Una paradoja andante

 

GK-Chesterton-006 «Al leer a Chesterton nos embarga una peculiar sensación de felicidad». Esta afortunada, por exacta, frase de Alberto Manguel, el autor de la selección y prólogo de Correr tras el propio sombrero (y otros ensayos), resume a la perfección casi todo lo que se puede decir de estos ensayos (y de otros del mismo autor también). Todo lo demás tiene que ver con una peculiar, y alegre sobre todo, manera de vivir y ver la vida, que resulta estimulante en el papel, pero que luego, en nuestra vida cotidiana, se revela como algo más que un juego. La alegría: un don que se conquista en su ejercicio, como todos los verdaderos dones.

Chesterton fue un maestro en arrancar, o cuando menos en saber apreciar, los destellos que tienen las cosas y los asuntos de este mundo, porque hablaba en el lenguaje de este mundo (como convinieron un día sir John Falstaff y sus amigos), de las calles poco frecuentadas, de las riadas, de los carteles publicitarios, las paradojas callejeras, del humo de las tabernas, tan denostadas estas por los puritanos, de los teatrillos, de las lecturas gozosas y jamás impunes (Stevenson y Sherlock Holmes y Dickens, sobre quien escribió páginas memorables), de la aventura, del verdadero valor de la poesía, pero sobre todo de todo aquello que no se ve no porque no exista, sino porque no se pone la suficiente atención.

Hablando muy poco de sí mismo, Chesterton se puso en escena con extraordinaria eficacia, comunicando un saludable sentido de la indignación moral, de la puesta en pie de guerra y del entusiasmo por las cosas. Manguel ha seleccionado un patético, hondo y tan amargo como veraz ensayo, el titulado «Unos policías y una moraleja», referido a la virtud de ser amigo de un hombre rico o de alabar sus cualidades exteriores (el vicio del snobismo) que es un impagable alegato en favor del igualitarismo basado en el valor de lo que es cada cual por sí mismo. Chesterton no practicó el cómodo igualitarismo a la baja, sino el elogio y la invitación a la excelencia personal, asunto este de conciencia y, por tanto, de cada cual y solo de cada cual.

Se entendería mal a Chesterton sin hacer referencia, casi siempre obviada (menos por Manguel), a su remisión, una y otra vez, a su fe religiosa, católica, apostólica y romana, porque de fe se trata, que alienta muchas de sus páginas y les da una cohesión y hasta un sentido combativo, épico, antiguo, que, sin ella, no tendrían ni por asomo.

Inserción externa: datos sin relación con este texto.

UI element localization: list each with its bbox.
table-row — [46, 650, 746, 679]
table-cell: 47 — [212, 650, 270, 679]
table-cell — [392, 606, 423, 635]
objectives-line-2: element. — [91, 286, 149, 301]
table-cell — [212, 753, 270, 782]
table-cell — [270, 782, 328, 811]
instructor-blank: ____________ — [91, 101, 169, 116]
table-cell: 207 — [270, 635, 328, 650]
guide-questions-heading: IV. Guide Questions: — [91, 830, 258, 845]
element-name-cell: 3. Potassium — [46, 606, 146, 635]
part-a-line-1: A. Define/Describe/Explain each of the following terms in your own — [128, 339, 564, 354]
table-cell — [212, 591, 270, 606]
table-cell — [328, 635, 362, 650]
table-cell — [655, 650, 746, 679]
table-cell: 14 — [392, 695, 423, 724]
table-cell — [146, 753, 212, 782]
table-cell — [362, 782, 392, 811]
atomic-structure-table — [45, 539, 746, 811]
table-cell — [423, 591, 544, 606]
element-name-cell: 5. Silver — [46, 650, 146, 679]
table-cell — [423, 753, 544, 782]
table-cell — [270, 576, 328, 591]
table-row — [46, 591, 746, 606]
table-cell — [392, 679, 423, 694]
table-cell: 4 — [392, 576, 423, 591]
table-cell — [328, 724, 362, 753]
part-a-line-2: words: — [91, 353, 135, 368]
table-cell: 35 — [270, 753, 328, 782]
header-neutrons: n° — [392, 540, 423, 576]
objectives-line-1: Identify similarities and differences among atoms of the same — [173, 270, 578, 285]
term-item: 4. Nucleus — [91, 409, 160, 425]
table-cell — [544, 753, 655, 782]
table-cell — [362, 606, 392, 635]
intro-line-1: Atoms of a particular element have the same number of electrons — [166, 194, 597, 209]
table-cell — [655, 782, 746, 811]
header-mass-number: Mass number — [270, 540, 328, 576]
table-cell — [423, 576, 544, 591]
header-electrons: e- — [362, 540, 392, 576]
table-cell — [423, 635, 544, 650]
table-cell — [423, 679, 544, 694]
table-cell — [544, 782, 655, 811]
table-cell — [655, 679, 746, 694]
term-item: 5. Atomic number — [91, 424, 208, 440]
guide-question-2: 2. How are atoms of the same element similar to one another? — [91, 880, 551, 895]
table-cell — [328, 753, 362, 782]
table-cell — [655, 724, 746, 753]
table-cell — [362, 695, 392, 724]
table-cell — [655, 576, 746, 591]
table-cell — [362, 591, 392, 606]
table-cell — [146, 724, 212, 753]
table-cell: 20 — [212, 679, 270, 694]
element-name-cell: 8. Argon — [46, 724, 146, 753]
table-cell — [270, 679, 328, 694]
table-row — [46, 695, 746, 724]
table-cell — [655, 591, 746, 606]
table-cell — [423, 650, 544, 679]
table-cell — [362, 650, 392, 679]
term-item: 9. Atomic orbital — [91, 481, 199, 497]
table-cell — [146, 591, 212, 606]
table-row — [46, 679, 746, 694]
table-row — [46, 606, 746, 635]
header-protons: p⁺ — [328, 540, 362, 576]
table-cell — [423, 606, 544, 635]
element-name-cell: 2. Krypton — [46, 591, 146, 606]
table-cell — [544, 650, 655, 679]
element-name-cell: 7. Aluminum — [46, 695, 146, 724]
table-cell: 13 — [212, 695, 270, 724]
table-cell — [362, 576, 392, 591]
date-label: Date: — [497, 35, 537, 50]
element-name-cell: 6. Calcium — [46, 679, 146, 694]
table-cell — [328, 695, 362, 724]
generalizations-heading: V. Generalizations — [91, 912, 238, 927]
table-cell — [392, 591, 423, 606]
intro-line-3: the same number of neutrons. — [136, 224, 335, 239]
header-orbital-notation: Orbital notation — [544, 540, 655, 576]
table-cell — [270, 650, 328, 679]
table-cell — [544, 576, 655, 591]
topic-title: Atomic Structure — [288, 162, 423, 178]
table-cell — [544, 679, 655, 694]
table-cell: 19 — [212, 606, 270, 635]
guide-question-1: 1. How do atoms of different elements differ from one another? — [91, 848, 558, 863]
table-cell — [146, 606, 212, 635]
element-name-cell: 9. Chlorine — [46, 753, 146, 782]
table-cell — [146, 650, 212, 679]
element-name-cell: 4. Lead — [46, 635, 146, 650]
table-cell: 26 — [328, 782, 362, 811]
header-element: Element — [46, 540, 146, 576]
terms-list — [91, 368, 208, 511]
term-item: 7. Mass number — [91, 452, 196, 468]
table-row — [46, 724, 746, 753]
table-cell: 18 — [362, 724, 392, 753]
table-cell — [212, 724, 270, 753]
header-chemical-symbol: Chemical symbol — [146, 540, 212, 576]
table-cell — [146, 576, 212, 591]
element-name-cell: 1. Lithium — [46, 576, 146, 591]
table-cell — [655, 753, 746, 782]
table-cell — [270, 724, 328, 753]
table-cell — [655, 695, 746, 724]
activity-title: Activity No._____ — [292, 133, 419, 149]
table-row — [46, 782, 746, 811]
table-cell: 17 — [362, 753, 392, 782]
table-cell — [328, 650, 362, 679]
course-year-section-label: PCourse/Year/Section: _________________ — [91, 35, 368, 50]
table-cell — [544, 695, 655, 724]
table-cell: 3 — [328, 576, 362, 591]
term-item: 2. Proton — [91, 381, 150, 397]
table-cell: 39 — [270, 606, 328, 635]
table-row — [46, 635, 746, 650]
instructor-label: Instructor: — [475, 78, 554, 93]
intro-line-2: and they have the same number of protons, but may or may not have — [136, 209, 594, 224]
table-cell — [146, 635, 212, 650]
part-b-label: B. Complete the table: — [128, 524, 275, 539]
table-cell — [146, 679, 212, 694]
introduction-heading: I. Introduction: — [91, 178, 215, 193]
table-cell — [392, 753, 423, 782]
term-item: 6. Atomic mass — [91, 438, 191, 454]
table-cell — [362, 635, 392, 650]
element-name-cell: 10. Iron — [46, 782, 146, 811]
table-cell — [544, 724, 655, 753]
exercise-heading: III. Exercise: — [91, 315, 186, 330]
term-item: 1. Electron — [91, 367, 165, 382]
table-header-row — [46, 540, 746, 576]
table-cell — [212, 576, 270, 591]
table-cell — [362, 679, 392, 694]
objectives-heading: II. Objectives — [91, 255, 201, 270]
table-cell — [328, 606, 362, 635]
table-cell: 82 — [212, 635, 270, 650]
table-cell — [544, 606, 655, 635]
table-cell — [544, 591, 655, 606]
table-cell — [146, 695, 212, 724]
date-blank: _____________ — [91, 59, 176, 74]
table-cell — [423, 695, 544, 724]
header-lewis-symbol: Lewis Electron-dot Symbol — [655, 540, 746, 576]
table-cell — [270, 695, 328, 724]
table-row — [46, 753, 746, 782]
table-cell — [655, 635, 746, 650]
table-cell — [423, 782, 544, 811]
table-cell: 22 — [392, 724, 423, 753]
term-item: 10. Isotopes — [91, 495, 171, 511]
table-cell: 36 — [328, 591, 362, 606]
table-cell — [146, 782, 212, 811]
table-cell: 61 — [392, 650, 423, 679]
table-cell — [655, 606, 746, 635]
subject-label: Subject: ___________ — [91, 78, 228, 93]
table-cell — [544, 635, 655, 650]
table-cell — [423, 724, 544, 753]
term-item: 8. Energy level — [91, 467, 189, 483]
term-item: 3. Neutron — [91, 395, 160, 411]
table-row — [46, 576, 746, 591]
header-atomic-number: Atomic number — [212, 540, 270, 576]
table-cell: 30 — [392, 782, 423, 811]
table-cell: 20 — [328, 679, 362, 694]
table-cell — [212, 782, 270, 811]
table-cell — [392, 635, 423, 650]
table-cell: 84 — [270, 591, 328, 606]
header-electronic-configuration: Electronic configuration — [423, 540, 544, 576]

Nunca he entendido demasiado bien a quien desdeña a Chesterton como algo propio del pasado, rancio, anacrónico y superado, cuando es el presente palpitante, al nuestro me refiero, el que aparece en sus (nunca mejor tituladas), alarmas y digresiones, un presente cuajado de verdades que tienen que ver con el roturar la tierra o el cortar leña (y todos los mitos que a ello van unidos), y también de mentiras enjaretadas con palabras de relumbrón. No gusta que nadie le de la vuelta a las verdades oficiales y a las convenciones, y muestre unas bambalinas pobretonas. Y Chesterton fue un maestro en ese arte mayor.

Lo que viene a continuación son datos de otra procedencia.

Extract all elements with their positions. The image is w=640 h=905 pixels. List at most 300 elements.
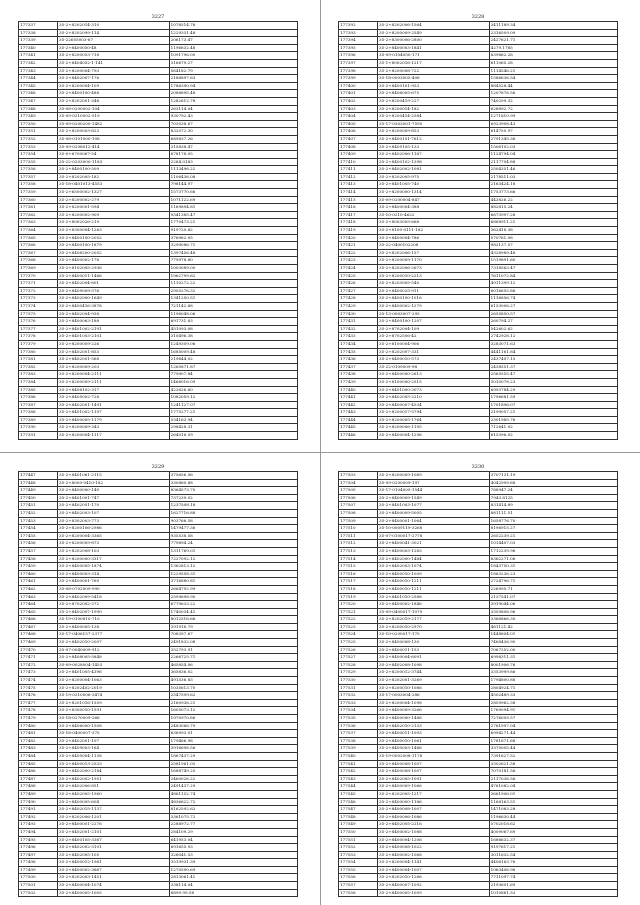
table-row (19, 432, 298, 440)
value-cell: 2565555.47 (489, 371, 617, 379)
code-cell: 35-2+8402007-1990 (58, 608, 170, 616)
row-id-cell: 177507 (339, 502, 378, 510)
code-cell: 35-2+8400008-1022 (378, 844, 490, 852)
table-row (19, 143, 298, 151)
table-row (339, 851, 618, 859)
value-cell: 930792.43 (169, 113, 297, 121)
row-id-cell: 177455 (19, 532, 58, 540)
code-cell: 35-2+8400005-138 (58, 623, 170, 631)
row-id-cell: 177536 (339, 722, 378, 730)
row-id-cell: 177487 (19, 775, 58, 783)
value-cell: 2437407.15 (489, 356, 617, 364)
code-cell: 35-10-0009119-3268 (378, 525, 490, 533)
value-cell: 3916696.56 (169, 745, 297, 753)
code-cell: 35-2+8402003-107 (58, 509, 170, 517)
code-cell: 35-2+8408200-2052 (58, 249, 170, 257)
table-row (19, 783, 298, 791)
value-cell: 2086895.48 (169, 90, 297, 98)
row-id-cell: 177531 (339, 684, 378, 692)
code-cell: 35-2+8400004-1007 (378, 866, 490, 874)
table-row (19, 371, 298, 379)
value-cell: 1479477.36 (169, 525, 297, 533)
code-cell: 35-2+8400100-509 (58, 166, 170, 174)
row-id-cell: 177410 (339, 158, 378, 166)
code-cell: 35-10-0200017-175 (378, 631, 490, 639)
table-row (339, 287, 618, 295)
table-row (19, 310, 298, 318)
value-cell: 839862.28 (489, 52, 617, 60)
value-cell: 3661906.01 (489, 790, 617, 798)
code-cell: 35-2+8400003-1283 (378, 547, 490, 555)
row-id-cell: 177385 (19, 386, 58, 394)
code-cell: 35-2+8200004-1141 (378, 859, 490, 867)
code-cell: 35-2+8000-0410-182 (58, 479, 170, 487)
table-row (339, 517, 618, 525)
table-row (339, 401, 618, 409)
value-cell: 330860.88 (169, 479, 297, 487)
table-row (19, 631, 298, 639)
value-cell: 779907.84 (169, 371, 297, 379)
page-number: 3227 (151, 14, 165, 20)
value-cell: 1605073.12 (169, 707, 297, 715)
value-cell: 1106436.08 (169, 173, 297, 181)
row-id-cell: 177386 (19, 394, 58, 402)
table-row (19, 494, 298, 502)
table-row (339, 502, 618, 510)
table-row (19, 97, 298, 105)
table-row (19, 257, 298, 265)
row-id-cell: 177470 (19, 646, 58, 654)
table-row (19, 249, 298, 257)
code-cell: 35-2+8400011-1486 (58, 272, 170, 280)
value-cell: 465854.06 (169, 661, 297, 669)
row-id-cell: 177368 (19, 257, 58, 265)
code-cell: 35-2+8200009-853 (378, 128, 490, 136)
value-cell: 689837.26 (169, 135, 297, 143)
value-cell: 636993.01 (169, 730, 297, 738)
code-cell: 35-19-0210006-3474 (58, 692, 170, 700)
table-row (339, 874, 618, 882)
data-table (338, 471, 618, 897)
value-cell: 8364573.70 (169, 487, 297, 495)
code-cell: 35-2+8400105-3367 (58, 836, 170, 844)
row-id-cell: 177429 (339, 302, 378, 310)
table-row (19, 745, 298, 753)
row-id-cell: 177511 (339, 532, 378, 540)
code-cell: 35-10-0210-4622 (378, 211, 490, 219)
value-cell: 1196832.48 (169, 44, 297, 52)
row-id-cell: 177375 (19, 310, 58, 318)
row-id-cell: 177505 (339, 487, 378, 495)
code-cell: 35-2+8400102-1398 (378, 158, 490, 166)
table-row (19, 639, 298, 647)
code-cell: 35-2+8200009-2111 (58, 378, 170, 386)
code-cell: 35-17-0104005-1544 (378, 487, 490, 495)
table-row (339, 669, 618, 677)
value-cell: 2193601.69 (489, 882, 617, 890)
value-cell: 3359806.96 (489, 608, 617, 616)
table-row (339, 775, 618, 783)
row-id-cell: 177344 (19, 75, 58, 83)
table-row (19, 677, 298, 685)
row-id-cell: 177457 (19, 547, 58, 555)
row-id-cell: 177438 (339, 371, 378, 379)
value-cell: 611065.28 (489, 59, 617, 67)
row-id-cell: 177544 (339, 783, 378, 791)
table-row (339, 242, 618, 250)
value-cell: 7276009.57 (489, 715, 617, 723)
row-id-cell: 177422 (339, 249, 378, 257)
page-3228 (338, 14, 618, 440)
table-row (19, 151, 298, 159)
code-cell: 35-08-0702009-990 (58, 585, 170, 593)
value-cell: 3361075.72 (169, 813, 297, 821)
row-id-cell: 177343 (19, 67, 58, 75)
value-cell: 6994271.44 (489, 730, 617, 738)
value-cell: 678178.05 (169, 151, 297, 159)
value-cell: 6868911.21 (489, 219, 617, 227)
code-cell: 35-2+8400010-573 (378, 356, 490, 364)
value-cell: 1397456.48 (169, 249, 297, 257)
table-row (19, 844, 298, 852)
value-cell: 461121.42 (489, 623, 617, 631)
row-id-cell: 177459 (19, 563, 58, 571)
value-cell: 1867437.29 (169, 752, 297, 760)
row-id-cell: 177488 (19, 783, 58, 791)
table-row (339, 555, 618, 563)
page-3227 (18, 14, 298, 440)
table-row (19, 189, 298, 197)
table-row (339, 234, 618, 242)
value-cell: 375656.56 (169, 472, 297, 480)
code-cell: 35-2+8200414-2584 (378, 113, 490, 121)
value-cell: 3011632.54 (489, 851, 617, 859)
row-id-cell: 177527 (339, 654, 378, 662)
code-cell: 35-2+8400100-1016 (378, 295, 490, 303)
row-id-cell: 177419 (339, 227, 378, 235)
value-cell: 542602.62 (489, 325, 617, 333)
table-row (19, 517, 298, 525)
value-cell: 919720.82 (169, 227, 297, 235)
row-id-cell: 177513 (339, 547, 378, 555)
value-cell: 2724796.71 (489, 578, 617, 586)
table-row (339, 249, 618, 257)
row-id-cell: 177515 (339, 563, 378, 571)
table-row (19, 82, 298, 90)
code-cell: 35-2+8400005-1009 (378, 889, 490, 897)
row-id-cell: 177406 (339, 128, 378, 136)
code-cell: 35-2+8402006-1167 (378, 151, 490, 159)
table-row (19, 318, 298, 326)
code-cell: 35-2+8402006-851 (58, 783, 170, 791)
code-cell: 35-2+8400004-786 (378, 234, 490, 242)
row-id-cell: 177534 (339, 707, 378, 715)
code-cell: 35-2+8200004-1098 (378, 699, 490, 707)
table-row (19, 128, 298, 136)
code-cell: 35-1+8002016-1217 (378, 59, 490, 67)
value-cell: 263114.04 (169, 105, 297, 113)
code-cell: 35-2+8401005-4396 (58, 669, 170, 677)
value-cell: 641953.04 (169, 836, 297, 844)
table-row (19, 196, 298, 204)
value-cell: 1448804.01 (489, 631, 617, 639)
row-id-cell: 177355 (19, 158, 58, 166)
table-row (19, 715, 298, 723)
row-id-cell: 177538 (339, 737, 378, 745)
table-row (19, 859, 298, 867)
value-cell: 881111.51 (489, 509, 617, 517)
row-id-cell: 177427 (339, 287, 378, 295)
value-cell: 2266725.71 (169, 654, 297, 662)
row-id-cell: 177520 (339, 601, 378, 609)
code-cell: 35-2+8402001-568 (58, 356, 170, 364)
row-id-cell: 177556 (339, 874, 378, 882)
table-row (19, 608, 298, 616)
row-id-cell: 177481 (19, 730, 58, 738)
table-row (19, 219, 298, 227)
value-cell: 1082059.12 (169, 394, 297, 402)
table-row (19, 775, 298, 783)
row-id-cell: 177404 (339, 113, 378, 121)
table-row (19, 67, 298, 75)
value-cell: 1658776.70 (489, 517, 617, 525)
table-row (339, 59, 618, 67)
row-id-cell: 177468 (19, 631, 58, 639)
code-cell: 35-09-0200200-1482 (58, 120, 170, 128)
value-cell: 935538.58 (169, 532, 297, 540)
table-row (19, 22, 298, 30)
code-cell: 35-2+8200014-182 (378, 105, 490, 113)
code-cell: 35-2+8400002-1088 (378, 828, 490, 836)
code-cell: 35-2+8402000-1649 (58, 295, 170, 303)
row-id-cell: 177478 (19, 707, 58, 715)
code-cell: 35-2+8402015-1137 (58, 806, 170, 814)
code-cell: 35-2+8201016-1559 (58, 699, 170, 707)
row-id-cell: 177549 (339, 821, 378, 829)
row-id-cell: 177428 (339, 295, 378, 303)
value-cell: 3411189.34 (489, 22, 617, 30)
value-cell: 1124794.04 (489, 151, 617, 159)
row-id-cell: 177387 (19, 401, 58, 409)
page-number: 3230 (471, 464, 485, 470)
value-cell: 1270590.69 (169, 866, 297, 874)
row-id-cell: 177418 (339, 219, 378, 227)
table-row (19, 295, 298, 303)
table-row (19, 525, 298, 533)
value-cell: 2742928.12 (489, 333, 617, 341)
code-cell: 35-2+8200002-279 (58, 196, 170, 204)
page-3229 (18, 464, 298, 897)
row-id-cell: 177372 (19, 287, 58, 295)
table-row (339, 677, 618, 685)
table-row (19, 836, 298, 844)
table-row (339, 196, 618, 204)
table-row (339, 295, 618, 303)
code-cell: 35-2+8400010-1211 (378, 578, 490, 586)
code-cell: 35-2+8202006-157 (378, 249, 490, 257)
code-cell: 35-2+8401002-2191 (58, 325, 170, 333)
code-cell: 35-2+8200009-226 (58, 340, 170, 348)
row-id-cell: 177471 (19, 654, 58, 662)
table-row (19, 272, 298, 280)
code-cell: 35-2+8400008-1007 (378, 760, 490, 768)
code-cell: 35-2+8400012-1961 (58, 859, 170, 867)
value-cell: 8196915.27 (489, 525, 617, 533)
table-row (19, 204, 298, 212)
code-cell: 35-09-0400017-1079 (378, 608, 490, 616)
table-row (339, 487, 618, 495)
table-row (339, 821, 618, 829)
table-row (339, 828, 618, 836)
row-id-cell: 177523 (339, 623, 378, 631)
table-row (19, 578, 298, 586)
table-row (339, 889, 618, 897)
row-id-cell: 177436 (339, 356, 378, 364)
row-id-cell: 177337 (19, 22, 58, 30)
value-cell: 3010078.23 (489, 378, 617, 386)
value-cell: 2264.0183 (169, 158, 297, 166)
row-id-cell: 177373 (19, 295, 58, 303)
table-row (19, 555, 298, 563)
row-id-cell: 177354 (19, 151, 58, 159)
row-id-cell: 177432 (339, 325, 378, 333)
value-cell: 1796681.59 (489, 394, 617, 402)
code-cell: 35-2+8100000-2515 (378, 378, 490, 386)
code-cell: 35-2+8400002-3667 (58, 866, 170, 874)
value-cell: 3353999.86 (489, 669, 617, 677)
table-row (19, 173, 298, 181)
code-cell: 35-18-0270009-266 (58, 715, 170, 723)
table-row (19, 585, 298, 593)
row-id-cell: 177501 (19, 882, 58, 890)
code-cell: 35-2+8202005-182 (58, 173, 170, 181)
row-id-cell: 177358 (19, 181, 58, 189)
code-cell: 35-09-0028004-1453 (58, 661, 170, 669)
code-cell: 35-2+8409105-133 (378, 143, 490, 151)
row-id-cell: 177537 (339, 730, 378, 738)
value-cell: 1770473.21 (169, 219, 297, 227)
code-cell: 35-2+8400005-1179 (58, 416, 170, 424)
row-id-cell: 177458 (19, 555, 58, 563)
row-id-cell: 177553 (339, 851, 378, 859)
value-cell: 3302621.58 (489, 760, 617, 768)
table-row (19, 889, 298, 897)
value-cell: 2491437.29 (169, 783, 297, 791)
value-cell: 1110272.22 (169, 280, 297, 288)
table-row (19, 828, 298, 836)
row-id-cell: 177547 (339, 806, 378, 814)
value-cell: 1753773.66 (489, 189, 617, 197)
table-row (19, 646, 298, 654)
row-id-cell: 177370 (19, 272, 58, 280)
table-row (19, 44, 298, 52)
value-cell: 9197617.21 (489, 844, 617, 852)
page-number: 3229 (151, 464, 165, 470)
table-row (19, 821, 298, 829)
row-id-cell: 177388 (19, 409, 58, 417)
code-cell: 35-2+8002026-219 (58, 219, 170, 227)
code-cell: 35-2+8200009-873 (58, 540, 170, 548)
code-cell: 35-2+8400009-3266 (378, 707, 490, 715)
value-cell: 6673997.28 (489, 211, 617, 219)
row-id-cell: 177514 (339, 555, 378, 563)
code-cell: 35-2+8200009-203 (58, 363, 170, 371)
table-row (339, 90, 618, 98)
table-row (339, 790, 618, 798)
table-row (339, 181, 618, 189)
table-row (339, 356, 618, 364)
code-cell: 35-2+8200004-109 (58, 82, 170, 90)
row-id-cell: 177380 (19, 348, 58, 356)
table-row (339, 52, 618, 60)
table-row (339, 143, 618, 151)
table-row (339, 128, 618, 136)
value-cell: 1794800.88 (489, 677, 617, 685)
row-id-cell: 177548 (339, 813, 378, 821)
code-cell: 35-2+8401003-1077 (378, 502, 490, 510)
value-cell: 3299086.71 (169, 242, 297, 250)
value-cell: 422626.60 (169, 386, 297, 394)
code-cell: 35-2+8400002-1846 (378, 601, 490, 609)
table-row (339, 151, 618, 159)
value-cell: 1688749.25 (169, 768, 297, 776)
table-row (339, 699, 618, 707)
code-cell: 35-2+8406000-1508 (58, 722, 170, 730)
row-id-cell: 177348 (19, 105, 58, 113)
table-row (339, 409, 618, 417)
value-cell: 1196630.44 (489, 813, 617, 821)
table-row (339, 227, 618, 235)
table-row (19, 234, 298, 242)
table-row (19, 29, 298, 37)
table-row (19, 52, 298, 60)
row-id-cell: 177558 (339, 889, 378, 897)
table-row (339, 113, 618, 121)
table-row (19, 356, 298, 364)
code-cell: 35-18-0003005-408 (378, 75, 490, 83)
code-cell: 35-2+8400002-178 (58, 257, 170, 265)
table-row (19, 59, 298, 67)
row-id-cell: 177469 (19, 639, 58, 647)
value-cell: 2859962.38 (489, 699, 617, 707)
row-id-cell: 177433 (339, 333, 378, 341)
row-id-cell: 177557 (339, 882, 378, 890)
value-cell: 884528.44 (489, 82, 617, 90)
code-cell: 35-19-0002008-1178 (378, 752, 490, 760)
row-id-cell: 177555 (339, 866, 378, 874)
row-id-cell: 177366 (19, 242, 58, 250)
table-row (339, 173, 618, 181)
value-cell: 7468436.90 (489, 639, 617, 647)
code-cell: 35-2+8402010-2007 (58, 639, 170, 647)
row-id-cell: 177382 (19, 363, 58, 371)
value-cell: 6016655.86 (489, 287, 617, 295)
row-id-cell: 177492 (19, 813, 58, 821)
value-cell: 903766.58 (169, 517, 297, 525)
code-cell: 35-2+8400009-1066 (378, 783, 490, 791)
row-id-cell: 177494 (19, 828, 58, 836)
row-id-cell: 177502 (19, 889, 58, 897)
code-cell: 35-2+8202003-1451 (58, 874, 170, 882)
table-row (19, 669, 298, 677)
value-cell: 1271810.99 (489, 113, 617, 121)
table-row (339, 623, 618, 631)
row-id-cell: 177365 (19, 234, 58, 242)
row-id-cell: 177340 (19, 44, 58, 52)
value-cell: 315838.47 (169, 143, 297, 151)
table-row (339, 547, 618, 555)
row-id-cell: 177541 (339, 760, 378, 768)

Hay tal cantidad de sabiduría centelleando en las páginas de G.K. Chesterton que, enseguida, abruma, distrae, inquieta; no es fácil leerlo de corrido sin sentir la necesidad de salir a recorrer una calle desconocida de cuya existencia acabamos de tener la certeza. Casi nada de lo que leemos, ya sea acerca de Lewis Carroll o del militarismo de Rudyard Kipling, nos es de verdad extraño, ajeno, el sentido de la patria y las raíces, al que vuelve con una lucidez poco común al hablar de las luces de Broadway. Su discurso es algo más que literario (referido a autores concretos de los que en esta colección de ensayos hay muchos y excelentes ejemplos) o meramente esteticista y, en cuanto tal, encandilabobos, es la crónica constante de quien busca el rastro y persigue ideas que no sean de niebla, que le sostengan y que, de paso, puedan sostener a sus lectores. No esconde sus carencias y sus prejuicios, aunque me pregunto si tuvo alguna vez conciencia plena de tenerlos. Tenía la sabiduría del vagamundos con los pies bien plantados en el suelo y la cabeza tan a pájaros, como sólida sobre los hombros.